Besonders gern rufe ich mir einen Besuch in Rodins Atelier in Erinnerung, und nicht bloß wegen der Kunstwerke, die ich sah, fast noch mehr wegen der Art, wie [pg 241]der Meister alles zeigte und erklärte, wie er mit einem stillen Lächeln über den Enthusiasmus Langens wegsah und ruhig und verbindlich auf das Wesentliche zurückkam.

Ein Denkmal Victor Hugos, der dargestellt war, wie er nackt an einer Quelle liegt und träumend auf ihr Murmeln horcht, erregte die laute Bewunderung Langens.

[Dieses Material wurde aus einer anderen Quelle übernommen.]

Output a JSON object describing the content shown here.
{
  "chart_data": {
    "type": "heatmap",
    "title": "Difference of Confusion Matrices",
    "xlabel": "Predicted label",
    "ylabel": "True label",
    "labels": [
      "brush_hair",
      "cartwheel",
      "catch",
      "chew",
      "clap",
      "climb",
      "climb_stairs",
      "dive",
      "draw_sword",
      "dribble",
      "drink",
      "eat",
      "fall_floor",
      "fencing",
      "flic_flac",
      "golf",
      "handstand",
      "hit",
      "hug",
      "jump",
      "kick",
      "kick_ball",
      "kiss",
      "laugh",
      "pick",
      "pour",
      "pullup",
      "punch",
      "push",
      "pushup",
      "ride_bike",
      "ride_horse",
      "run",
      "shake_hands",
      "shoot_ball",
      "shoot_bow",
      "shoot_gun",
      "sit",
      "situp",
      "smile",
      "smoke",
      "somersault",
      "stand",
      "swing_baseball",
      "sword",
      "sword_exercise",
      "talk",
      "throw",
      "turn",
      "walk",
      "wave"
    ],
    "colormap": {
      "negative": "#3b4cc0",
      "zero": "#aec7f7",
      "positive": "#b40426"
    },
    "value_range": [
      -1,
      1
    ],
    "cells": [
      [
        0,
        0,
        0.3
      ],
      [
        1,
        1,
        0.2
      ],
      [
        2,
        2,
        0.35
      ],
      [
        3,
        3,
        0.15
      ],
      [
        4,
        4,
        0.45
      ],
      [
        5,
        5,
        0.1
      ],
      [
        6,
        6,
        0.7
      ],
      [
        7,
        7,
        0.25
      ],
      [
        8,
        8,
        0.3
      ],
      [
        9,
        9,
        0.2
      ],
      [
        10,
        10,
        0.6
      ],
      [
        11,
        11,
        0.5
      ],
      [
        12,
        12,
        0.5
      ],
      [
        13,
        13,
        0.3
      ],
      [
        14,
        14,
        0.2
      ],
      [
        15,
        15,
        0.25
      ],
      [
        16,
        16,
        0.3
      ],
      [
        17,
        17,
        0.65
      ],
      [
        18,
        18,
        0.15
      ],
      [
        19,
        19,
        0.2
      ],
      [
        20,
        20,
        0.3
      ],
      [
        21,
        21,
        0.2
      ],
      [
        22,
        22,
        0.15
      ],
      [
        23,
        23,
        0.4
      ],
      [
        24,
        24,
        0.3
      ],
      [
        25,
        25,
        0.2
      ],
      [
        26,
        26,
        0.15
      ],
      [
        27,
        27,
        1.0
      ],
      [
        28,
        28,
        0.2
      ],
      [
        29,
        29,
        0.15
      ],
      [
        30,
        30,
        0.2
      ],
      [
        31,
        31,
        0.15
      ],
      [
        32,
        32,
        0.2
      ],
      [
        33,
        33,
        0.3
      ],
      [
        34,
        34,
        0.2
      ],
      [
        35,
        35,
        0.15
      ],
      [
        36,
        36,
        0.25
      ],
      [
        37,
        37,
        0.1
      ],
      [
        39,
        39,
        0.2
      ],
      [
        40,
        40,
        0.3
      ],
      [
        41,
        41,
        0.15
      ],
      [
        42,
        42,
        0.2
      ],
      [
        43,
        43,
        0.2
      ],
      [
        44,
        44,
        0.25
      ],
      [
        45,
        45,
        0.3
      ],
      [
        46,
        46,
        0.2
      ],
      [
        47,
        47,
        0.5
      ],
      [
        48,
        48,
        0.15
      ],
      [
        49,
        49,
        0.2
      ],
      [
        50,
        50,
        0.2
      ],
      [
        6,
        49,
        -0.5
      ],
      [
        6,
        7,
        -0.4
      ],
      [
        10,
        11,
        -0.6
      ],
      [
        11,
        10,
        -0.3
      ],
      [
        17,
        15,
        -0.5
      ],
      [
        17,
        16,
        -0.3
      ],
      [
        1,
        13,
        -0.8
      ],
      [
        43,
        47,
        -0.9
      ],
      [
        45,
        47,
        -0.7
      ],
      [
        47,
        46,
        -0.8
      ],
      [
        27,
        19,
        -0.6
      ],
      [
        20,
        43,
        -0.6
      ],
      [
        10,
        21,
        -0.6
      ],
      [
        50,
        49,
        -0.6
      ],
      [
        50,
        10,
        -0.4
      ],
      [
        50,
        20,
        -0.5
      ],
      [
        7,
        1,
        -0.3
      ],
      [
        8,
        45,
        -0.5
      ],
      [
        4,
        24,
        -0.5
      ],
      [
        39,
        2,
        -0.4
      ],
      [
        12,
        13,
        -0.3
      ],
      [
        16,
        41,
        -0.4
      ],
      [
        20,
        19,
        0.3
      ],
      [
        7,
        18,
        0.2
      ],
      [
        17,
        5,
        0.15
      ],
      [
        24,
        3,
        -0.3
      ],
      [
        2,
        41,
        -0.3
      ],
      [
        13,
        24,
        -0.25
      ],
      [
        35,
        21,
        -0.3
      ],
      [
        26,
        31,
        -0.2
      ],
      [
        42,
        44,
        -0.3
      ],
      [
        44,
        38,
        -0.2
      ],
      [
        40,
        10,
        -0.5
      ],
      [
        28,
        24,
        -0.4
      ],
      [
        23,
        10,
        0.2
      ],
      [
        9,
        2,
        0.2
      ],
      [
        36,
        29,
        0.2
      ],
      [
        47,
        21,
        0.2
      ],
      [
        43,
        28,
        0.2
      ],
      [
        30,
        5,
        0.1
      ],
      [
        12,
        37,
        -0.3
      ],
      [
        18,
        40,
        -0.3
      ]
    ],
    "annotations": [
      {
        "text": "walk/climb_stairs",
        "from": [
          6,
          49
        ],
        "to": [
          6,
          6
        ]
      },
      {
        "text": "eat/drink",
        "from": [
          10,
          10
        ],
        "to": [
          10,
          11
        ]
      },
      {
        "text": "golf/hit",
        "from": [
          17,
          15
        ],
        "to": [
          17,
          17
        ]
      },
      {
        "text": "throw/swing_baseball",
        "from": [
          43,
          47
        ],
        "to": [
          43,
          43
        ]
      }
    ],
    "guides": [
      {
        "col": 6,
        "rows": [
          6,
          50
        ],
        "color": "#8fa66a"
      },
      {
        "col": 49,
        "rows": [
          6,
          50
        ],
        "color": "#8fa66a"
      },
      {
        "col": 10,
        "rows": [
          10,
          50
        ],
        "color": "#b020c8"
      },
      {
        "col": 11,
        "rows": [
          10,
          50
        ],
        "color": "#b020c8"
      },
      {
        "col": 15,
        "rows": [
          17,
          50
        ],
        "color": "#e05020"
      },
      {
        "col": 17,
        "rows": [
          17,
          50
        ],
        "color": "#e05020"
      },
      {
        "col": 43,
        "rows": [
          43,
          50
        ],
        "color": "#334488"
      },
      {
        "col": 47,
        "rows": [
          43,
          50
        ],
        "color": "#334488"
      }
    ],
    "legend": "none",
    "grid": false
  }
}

Er sprach seine Empörung darüber aus, daß die Stadt Paris dieses Monument abgelehnt und statt seiner einen schauderhaften Kitsch aufgestellt habe.

Rodin lächelte nur und zog die Achseln hoch.

Zu den täglichen Gästen in Langens Haus gehörte der entlassene Oberstleutnant Picquart, der im Dreyfus-Prozeß berühmt geworden war.

Ein stiller Mann von zurückhaltendem Wesen und verbindlichen Manieren, der nicht gerade typisch französisch aussah; der Eindruck verstärkte sich, wenn er tadellos Deutsch ohne jeden Akzent, und noch mehr, wenn er elsässisch Dütsch sprach.

Er beobachtete viel und sprach wenig, und er war mir mit seiner schweigsamen, nachdenklichen Art fast unheimlich; er muß, wenn er dazu gebraucht worden ist, als Spion in Deutschland die besten Dienste geleistet haben.

Langen sagte einmal zu ihm: „Sie haben sicher bei uns mehr gesehen, als Sie sehen durften.“

„Man sieht nie genug“, antwortete Picquart ruhig.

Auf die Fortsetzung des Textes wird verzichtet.